Because of a grant, a group of 4-H youths acquired a green thumb this gardening season, growing nine large garden plots full of vegetables, fruits and herbs.
"When we started, our plan was to have just two plots (for the youths)," said Jennifer Pollard, county youth and outreach coordinator for ISU Extension."Since it was a new program we were going to start small and grow."
The youths, ranging in age from 9 to 13, had nine, 10 by 20 foot plots.
The purpose of the Youth Voice: Youth Choice Community Partner grant program is to help youths eat healthier and learn how to plant gardens at an early age. The grant is funded by Clarke County 4-H, master gardeners and the Walmart Foundation.
The grant was one of 15 awarded to Iowa communities. The $1,000 grant funding went toward the purchase of plants, seeds and other items needed for a garden. The money was also used to buy healthy snacks to encourage good nutrition habits.
The program was opened to 4-H'ers across the county. This year's participants were Marshal Curnes, Carter Smith, Riley Smith, Devon Devore, Molly Stuart, Madison Stuart, Lucas Henry, Craig Haltom, Kyle Haltom and Nathan Porter. "I wanted to learn how to garden really well," said Craig Haltom of his decision to join. "And try something new," added Nathan Porter.
The youths learned from local master gardeners Sue Wilder and Marilyn Dorland. Pollard also assisted with the program. They grew peppers, potatoes, cabbage, rhubarb, pumpkins, onions, green beans, watermelon, popcorn, herbs and more.
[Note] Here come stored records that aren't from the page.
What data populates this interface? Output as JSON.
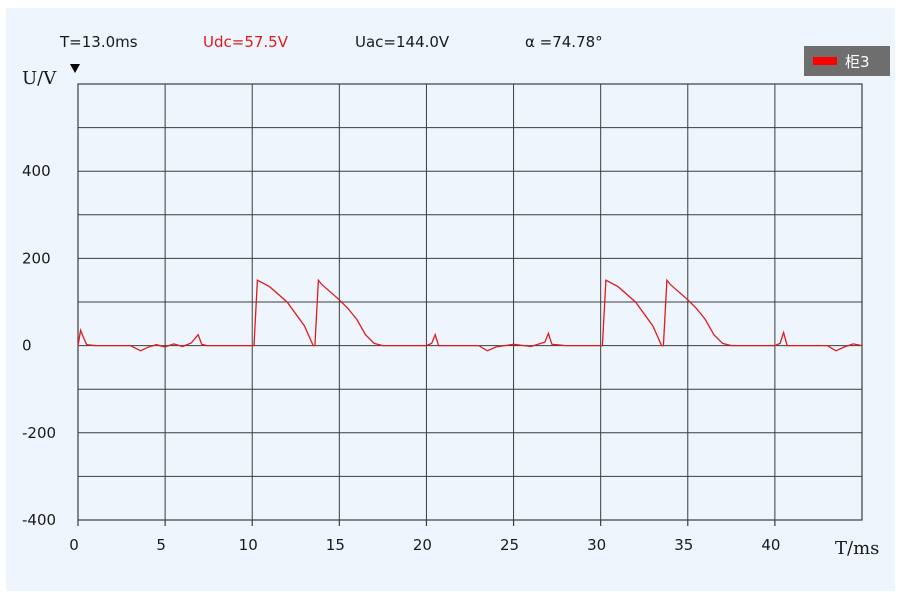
{
  "readouts": {
    "period": "T=13.0ms",
    "udc": "Udc=57.5V",
    "uac": "Uac=144.0V",
    "alpha": "α =74.78°"
  },
  "colors": {
    "series": "#e01b1b",
    "grid": "#3c3c3c",
    "background": "#eef5fc",
    "legend_bg": "#6e6e6e"
  },
  "chart_data": {
    "type": "line",
    "title": "",
    "xlabel": "T/ms",
    "ylabel": "U/V",
    "xlim": [
      0,
      45
    ],
    "ylim": [
      -400,
      600
    ],
    "xticks": [
      0,
      5,
      10,
      15,
      20,
      25,
      30,
      35,
      40
    ],
    "yticks": [
      -400,
      -200,
      0,
      200,
      400
    ],
    "grid": true,
    "legend_position": "top-right",
    "series": [
      {
        "name": "柜3",
        "color": "#e01b1b",
        "x": [
          0,
          0.15,
          0.3,
          0.5,
          1,
          2,
          3,
          3.3,
          3.6,
          4,
          4.5,
          5,
          5.5,
          6,
          6.5,
          6.9,
          7.1,
          7.4,
          8,
          9,
          10.1,
          10.3,
          11,
          12,
          13,
          13.5,
          13.6,
          13.8,
          14,
          15,
          15.5,
          16,
          16.5,
          17,
          17.5,
          18,
          19,
          20,
          20.3,
          20.5,
          20.7,
          21,
          22,
          23,
          23.5,
          24,
          25,
          26,
          26.8,
          27,
          27.2,
          28,
          29,
          30.1,
          30.3,
          31,
          32,
          33,
          33.5,
          33.6,
          33.8,
          34,
          35,
          35.5,
          36,
          36.5,
          37,
          37.5,
          38,
          39,
          40,
          40.3,
          40.5,
          40.7,
          41,
          42,
          43,
          43.5,
          44,
          44.5,
          45
        ],
        "y": [
          0,
          35,
          20,
          2,
          0,
          0,
          0,
          -6,
          -12,
          -4,
          2,
          -3,
          4,
          -2,
          6,
          25,
          3,
          0,
          0,
          0,
          0,
          150,
          135,
          100,
          45,
          0,
          0,
          150,
          140,
          105,
          85,
          60,
          25,
          5,
          0,
          0,
          0,
          0,
          5,
          25,
          0,
          0,
          0,
          0,
          -12,
          -3,
          3,
          -2,
          8,
          28,
          3,
          0,
          0,
          0,
          150,
          135,
          100,
          45,
          0,
          0,
          150,
          140,
          105,
          85,
          60,
          25,
          5,
          0,
          0,
          0,
          0,
          5,
          30,
          0,
          0,
          0,
          0,
          -12,
          -3,
          4,
          0
        ]
      }
    ]
  }
}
They learned the various steps of gardening and had to meet regularly to keep the plants watered during the hot, dry weather.
The youths entered their produce at the Clarke County Fair. During the fair, some of the youths met Iowa Secretary of Agriculture Bill Northey, who stopped by the fairgrounds.
The youths took their produce to Osceola farmers market to tell the community about their project. They also donated some of their produce to the Osceola Senior Center. The grant requires the youths talk to other youth about the program, gardening and nutrition.
"We still need to talk to some more people and educate them about what we've been doing and maybe get them enthusiastic about it," said Haltom.
The leaders enjoyed the youths' enthusiasm for the program. "It was just fun to see their faces," said Wilder.
"The cutest comment I got from one of the kids was, 'I just think it's amazing. You put this seed, that looks dead, in the ground, you water it and up comes this plant and it grows and makes something that I can eat,'" said Dorland.
Pollard said it was fun to see the enthusiasm expand to the youths' families. "We had some families who got enthused about gardening because their child was participating in this, and they decided to get a garden themselves," she said.
Wilder, who applied for the grant, said she hopes to keep the program going next year if she's able to find funding.